# Cabinet carcass - pocket holes vs reg screw and glue



## Jaison (Mar 26, 2017)

Working on ny first real cabinet design, it is just a vanity for the bathroom and I have a question that I'm sure has been answered but I can't seem to find a straight answer.

In the event I am not concerned about screws showing, is a butt joint joined with glue and pocket holes stronger than one that is glued and screwed through the face into the end of plywood.

Carcass is made of 3/4 Birch ply. Paint grade. 
One side will be against a wall, the other will have a veneer.

I have a cheapo kreg jig, which I hate to use.
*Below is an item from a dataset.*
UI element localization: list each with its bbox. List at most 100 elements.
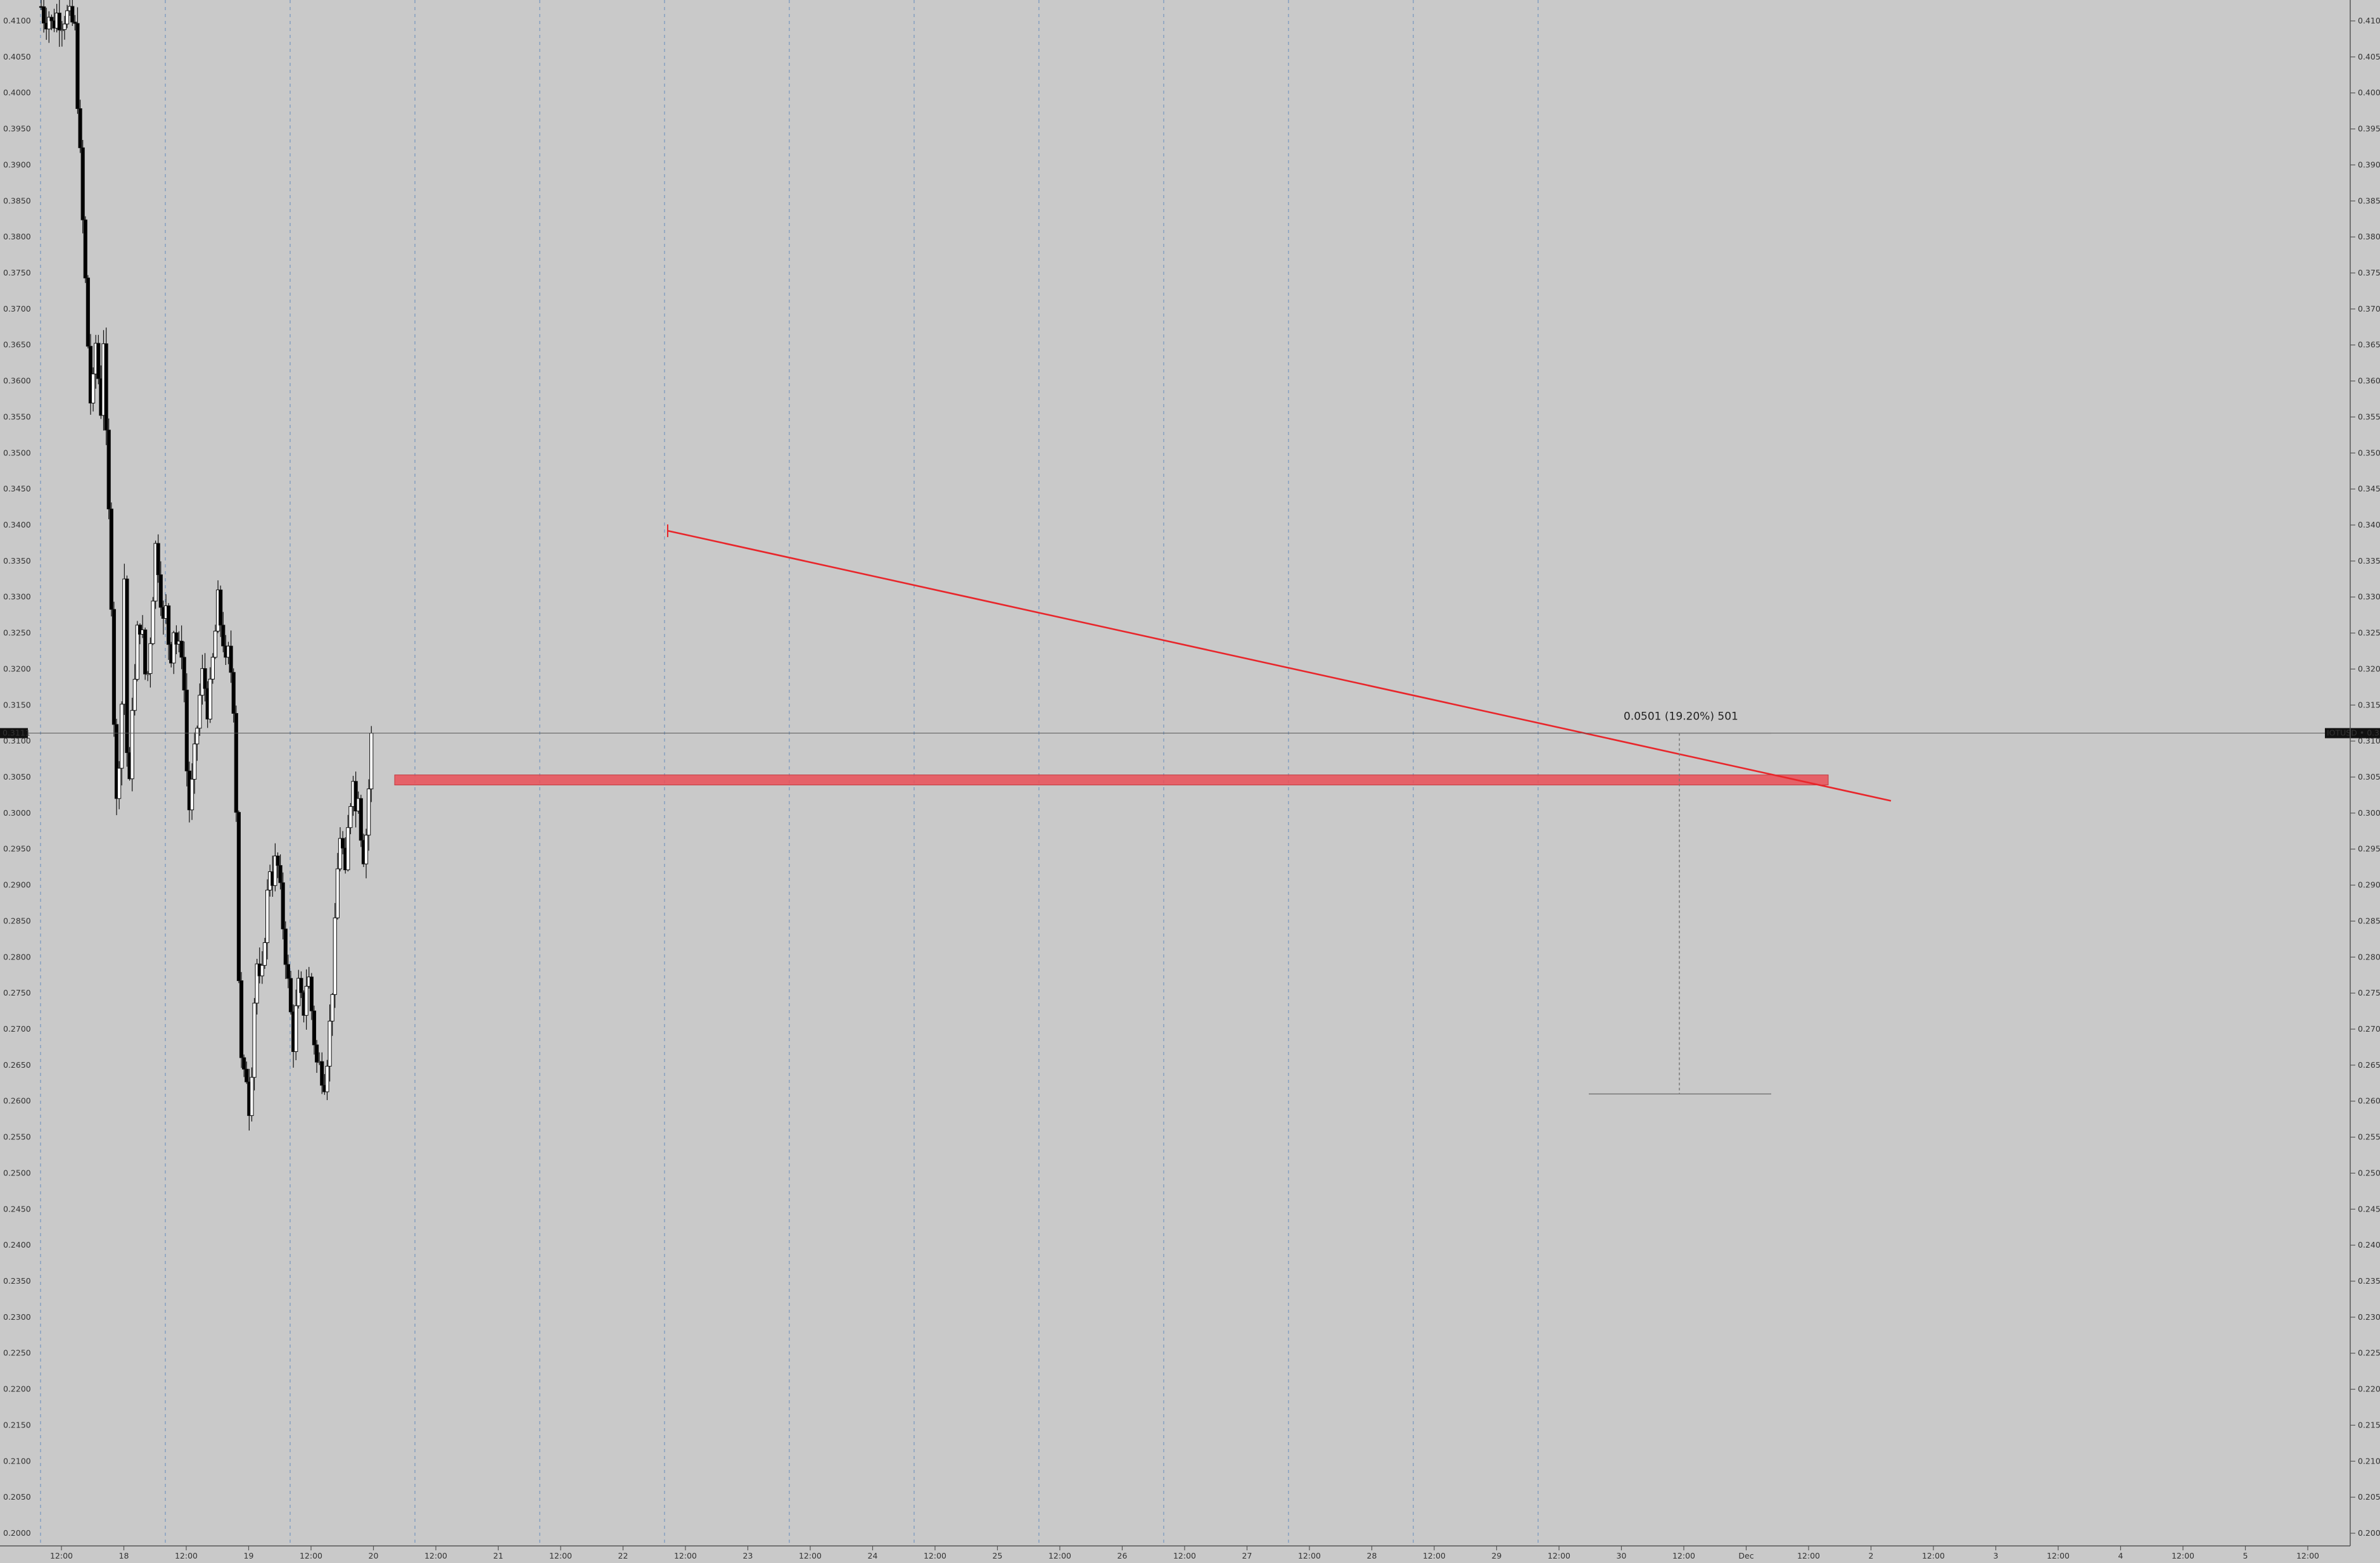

I was planning on just screwing through the face to save time and hassle?

Thoughts and opinions? The cabinet will have a solid material counter so I'm looking for as much strength as possible.

Also, if I am screwing through the face are #8, 1 1/4 screws my best bet?


----------



## Loren (May 30, 2008)

It's easier to screw flush corner carcase joints
by putting them through the face. I used
to use biscuits for alignment, clamp up for
assembly and complete the pilot holes for
the screws. Case corners came out very nicely
that way. Not super fast but nice. The clamps
just stay on long enough to get the screws in.
You can use air nails or crown staples too.

If you don't have a biscuit joiner rabbets/dados 
are another alignment option. Screws provide
strength and clamping but unless you have an
accurate way of pilot drilling all parts it can be
tricky to get the parts assembled.


----------



## Be58pilot (Jan 31, 2018)

I will confess that I am no expert on the matter, but if it was me, I would probably consider cutting rabbets and/or dados and using a healthy amount of glue.


----------



## MT_Stringer (Jul 21, 2009)

Pocket screws driven into the side of the cabinet will hold the face frame securely until the glue dries. There have been times that I removed the screws after the glue had plenty of time to dry.


----------



## MrRon (Jul 9, 2009)

In any cabinet construction, a good glue joint is all that is needed. The joint has to be clamped until the glue sets, but if clamps cannot be used, nails or screws serve as clamps. A good glue joint needs to be; clean, well fitting with no gaps. Glue has to be spread on both surfaces and there has to be squeeze out. That ensures there is adequate glue in the joint. Of course it needs a good glue. I would use Titebond II. Pocket screws into solid wood is OK, but I don't like using pocket screws into plywood, especially if the plywood is of poor quality. Baltic Birch is fine.


----------



## Carloz (Oct 12, 2016)

If possible screw threads should only go into the stronger material and the weaker material should be held by the screw cap not the threads.
In case of pocket holes you are screwing into hardwood ( good ) in case of through screws you are screwing into plywood ( weak ).


----------



## rbrjr1 (Nov 2, 2017)

screwing into the edge of plywood will split it every time due to the nature of the lamination (sometimes even if you pre-drill the holes).

pocket holes from the side are a better bet.


----------



## JackDuren (Oct 10, 2015)

But a waste if you have glue and clamps…


----------



## AlaskaGuy (Jan 29, 2012)

I have used butt joints and screws for way over 20 years, plenty strong even for your heavy countertop. The 20 years or so before that I did the dado, glue and nail or screw thing. You most certainly can screw into the edge of plywood, MDF and other material without splitting. I know because I do it/ done it a lot. Never had a cabinet fall apart.

That being said, there about a million ways to build a cabinet box. Most any of them work fine. It's more about how you like to do it than anything else.

I now build with butt joints and good quality screws. Good quality screws are not drywall screws. Depending on material I use confirmats screws or a good brand name assembly screw.

I tack my boxe together with a brad nailer, use a rubber mallet to fine tune anything that might be misaligned and the add the screws. When adding the screws use as counter sink setup that drill a pilot hole and dimples the surface at the same time and drive your screw in. If I have intermediate shelves or parts I'll use a couple of spacers to position them in place and tack them there and add the screws. If I do have a very complicated peace and a set of cubbies then I'll dado a 1/8 deep dado to help aling parts.
The KISS system works every time.

Edit to add. I use 3/4 backs










Plenty of screws going into the edge of the plywood and no splitting.


----------